For search of a collection, N is the size of the collection. In the worst case, you have to visit all N elements in the collection. We say that the complexity of exhaustive search is O(N).

O(N) is pronounced "big-O of N" or "order of N".

Computational Complexity

Complexity does not tell you the actual running time of a program.

Complexity tells you how the running time depends on the size of the input N (for large values of N).

For exhaustive search, if you double N then the running time will also double.

Computational Complexity

More generally, the worst case complexity of a program will vary as some function f(N). In big-O notation we write O(f(N)).

f(N) O(f(N)) name
1 O(1) constant
log N O(log N)     logarithmic
N O(N) linear
N2 O(N2) quadratic
Nc, c > 1     O(Nc) polynomial
cN, c > 1     O(cN) exponential
N! O(N!) factorial

Faster Searches

If a collection stores its elements in some special way, then it is possible to perform search faster than O(N).

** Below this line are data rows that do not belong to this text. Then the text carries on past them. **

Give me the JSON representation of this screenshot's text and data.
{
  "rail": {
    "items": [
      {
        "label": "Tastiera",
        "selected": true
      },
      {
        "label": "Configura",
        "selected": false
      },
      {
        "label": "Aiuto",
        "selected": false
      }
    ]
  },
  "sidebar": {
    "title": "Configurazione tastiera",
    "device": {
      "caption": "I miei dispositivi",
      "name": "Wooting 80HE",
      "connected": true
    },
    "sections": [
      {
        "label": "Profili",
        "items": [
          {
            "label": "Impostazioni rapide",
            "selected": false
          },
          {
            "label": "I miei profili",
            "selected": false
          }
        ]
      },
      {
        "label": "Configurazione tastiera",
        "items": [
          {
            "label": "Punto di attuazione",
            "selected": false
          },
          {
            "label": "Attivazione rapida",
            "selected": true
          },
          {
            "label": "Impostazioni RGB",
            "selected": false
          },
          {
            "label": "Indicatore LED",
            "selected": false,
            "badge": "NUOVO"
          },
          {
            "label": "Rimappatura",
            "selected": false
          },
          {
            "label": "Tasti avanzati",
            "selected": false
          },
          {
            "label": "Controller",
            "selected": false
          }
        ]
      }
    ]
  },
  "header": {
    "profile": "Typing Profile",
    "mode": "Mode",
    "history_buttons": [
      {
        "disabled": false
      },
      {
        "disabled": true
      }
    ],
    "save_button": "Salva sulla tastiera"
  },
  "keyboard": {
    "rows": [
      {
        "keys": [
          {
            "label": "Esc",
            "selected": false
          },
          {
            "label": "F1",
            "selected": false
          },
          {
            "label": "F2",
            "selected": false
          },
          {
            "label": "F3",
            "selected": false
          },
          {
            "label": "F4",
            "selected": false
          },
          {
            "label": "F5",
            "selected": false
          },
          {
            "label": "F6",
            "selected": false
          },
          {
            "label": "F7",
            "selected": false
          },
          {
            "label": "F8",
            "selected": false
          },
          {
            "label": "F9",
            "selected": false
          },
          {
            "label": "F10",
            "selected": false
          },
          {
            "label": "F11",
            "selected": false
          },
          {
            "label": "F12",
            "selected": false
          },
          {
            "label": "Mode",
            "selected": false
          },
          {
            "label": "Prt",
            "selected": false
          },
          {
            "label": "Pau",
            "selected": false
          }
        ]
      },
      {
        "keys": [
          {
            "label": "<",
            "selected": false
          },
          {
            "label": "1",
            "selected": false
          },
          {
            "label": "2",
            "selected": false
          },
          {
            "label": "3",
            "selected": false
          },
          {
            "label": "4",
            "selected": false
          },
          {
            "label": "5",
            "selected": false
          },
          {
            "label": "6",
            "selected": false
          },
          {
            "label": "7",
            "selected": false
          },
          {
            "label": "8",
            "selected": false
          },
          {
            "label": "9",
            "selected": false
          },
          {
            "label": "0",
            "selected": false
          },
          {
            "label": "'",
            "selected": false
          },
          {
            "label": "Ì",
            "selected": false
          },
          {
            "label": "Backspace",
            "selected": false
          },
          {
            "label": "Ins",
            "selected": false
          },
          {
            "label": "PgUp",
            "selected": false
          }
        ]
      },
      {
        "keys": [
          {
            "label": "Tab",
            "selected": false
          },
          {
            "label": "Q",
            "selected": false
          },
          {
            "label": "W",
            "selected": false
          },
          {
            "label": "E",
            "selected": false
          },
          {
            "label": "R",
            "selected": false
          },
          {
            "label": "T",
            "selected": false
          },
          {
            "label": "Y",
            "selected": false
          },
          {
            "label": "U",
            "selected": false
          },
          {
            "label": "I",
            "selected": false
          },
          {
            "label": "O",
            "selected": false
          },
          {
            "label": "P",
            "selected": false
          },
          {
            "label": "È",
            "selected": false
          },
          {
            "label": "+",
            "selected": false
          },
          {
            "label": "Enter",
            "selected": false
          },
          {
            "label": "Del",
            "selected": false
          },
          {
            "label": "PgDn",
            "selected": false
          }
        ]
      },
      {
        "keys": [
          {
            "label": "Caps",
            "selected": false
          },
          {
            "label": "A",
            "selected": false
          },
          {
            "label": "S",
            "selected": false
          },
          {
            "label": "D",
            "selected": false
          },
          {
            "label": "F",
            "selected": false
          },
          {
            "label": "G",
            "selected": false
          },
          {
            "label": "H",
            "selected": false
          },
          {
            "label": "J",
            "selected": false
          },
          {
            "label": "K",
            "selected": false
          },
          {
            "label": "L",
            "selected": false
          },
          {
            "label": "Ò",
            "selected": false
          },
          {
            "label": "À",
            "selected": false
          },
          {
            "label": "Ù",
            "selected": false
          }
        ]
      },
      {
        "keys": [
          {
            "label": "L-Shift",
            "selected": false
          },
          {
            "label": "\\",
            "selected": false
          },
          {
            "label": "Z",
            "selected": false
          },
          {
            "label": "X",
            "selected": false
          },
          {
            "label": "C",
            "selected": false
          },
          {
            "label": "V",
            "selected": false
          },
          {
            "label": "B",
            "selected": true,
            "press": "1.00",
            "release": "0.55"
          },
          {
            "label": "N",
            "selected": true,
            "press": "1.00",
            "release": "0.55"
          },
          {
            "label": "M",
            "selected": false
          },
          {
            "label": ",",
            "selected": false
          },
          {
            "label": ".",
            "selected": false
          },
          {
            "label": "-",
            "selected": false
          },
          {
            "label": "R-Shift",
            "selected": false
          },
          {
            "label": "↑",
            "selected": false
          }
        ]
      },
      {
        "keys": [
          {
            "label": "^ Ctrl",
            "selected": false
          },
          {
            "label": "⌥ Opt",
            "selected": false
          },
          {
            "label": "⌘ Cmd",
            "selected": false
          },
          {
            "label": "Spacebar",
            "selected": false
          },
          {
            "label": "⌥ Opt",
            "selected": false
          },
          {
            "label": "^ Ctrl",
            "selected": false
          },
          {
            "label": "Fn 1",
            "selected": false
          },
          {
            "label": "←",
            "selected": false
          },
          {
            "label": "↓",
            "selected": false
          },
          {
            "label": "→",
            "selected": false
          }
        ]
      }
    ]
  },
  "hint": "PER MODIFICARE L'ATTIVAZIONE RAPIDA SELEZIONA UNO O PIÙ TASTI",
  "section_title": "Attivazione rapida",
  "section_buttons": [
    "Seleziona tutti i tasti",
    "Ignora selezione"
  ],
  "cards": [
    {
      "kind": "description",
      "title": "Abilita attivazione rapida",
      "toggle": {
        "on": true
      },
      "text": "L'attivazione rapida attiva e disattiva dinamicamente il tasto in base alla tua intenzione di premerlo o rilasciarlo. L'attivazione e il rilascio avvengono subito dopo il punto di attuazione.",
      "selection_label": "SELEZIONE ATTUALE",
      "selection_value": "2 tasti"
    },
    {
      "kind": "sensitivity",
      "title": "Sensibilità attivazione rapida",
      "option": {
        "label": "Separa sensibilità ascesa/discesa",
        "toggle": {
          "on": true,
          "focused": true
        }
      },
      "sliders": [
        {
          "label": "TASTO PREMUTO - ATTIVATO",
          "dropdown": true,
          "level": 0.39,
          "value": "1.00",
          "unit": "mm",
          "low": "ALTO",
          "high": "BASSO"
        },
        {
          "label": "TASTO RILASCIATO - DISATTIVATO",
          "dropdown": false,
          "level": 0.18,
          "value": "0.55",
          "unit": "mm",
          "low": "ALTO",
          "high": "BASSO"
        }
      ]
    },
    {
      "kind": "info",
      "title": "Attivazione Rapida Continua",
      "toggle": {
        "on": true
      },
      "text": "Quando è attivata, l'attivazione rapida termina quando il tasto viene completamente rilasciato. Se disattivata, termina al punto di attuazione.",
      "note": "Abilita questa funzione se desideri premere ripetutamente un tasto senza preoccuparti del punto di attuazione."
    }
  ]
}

If a collection stores its elements in sorted order then you can use binary search to find an element. The worst case complexity of binary search is O(log N).


Computational Complexity

Suppose you wanted to output the investments in a portfolio in order from the smallest total current value to the highest total current value. A simple algorithm that can perform this sorting is called selection sort.

1. find the investment with the smallest current value
      output it and remove it from the portfolio
2. repeat step 1 until the portfolio is empty

What is the worst-case complexity of step 1? What is the worst-case complexity of the entire algorithm?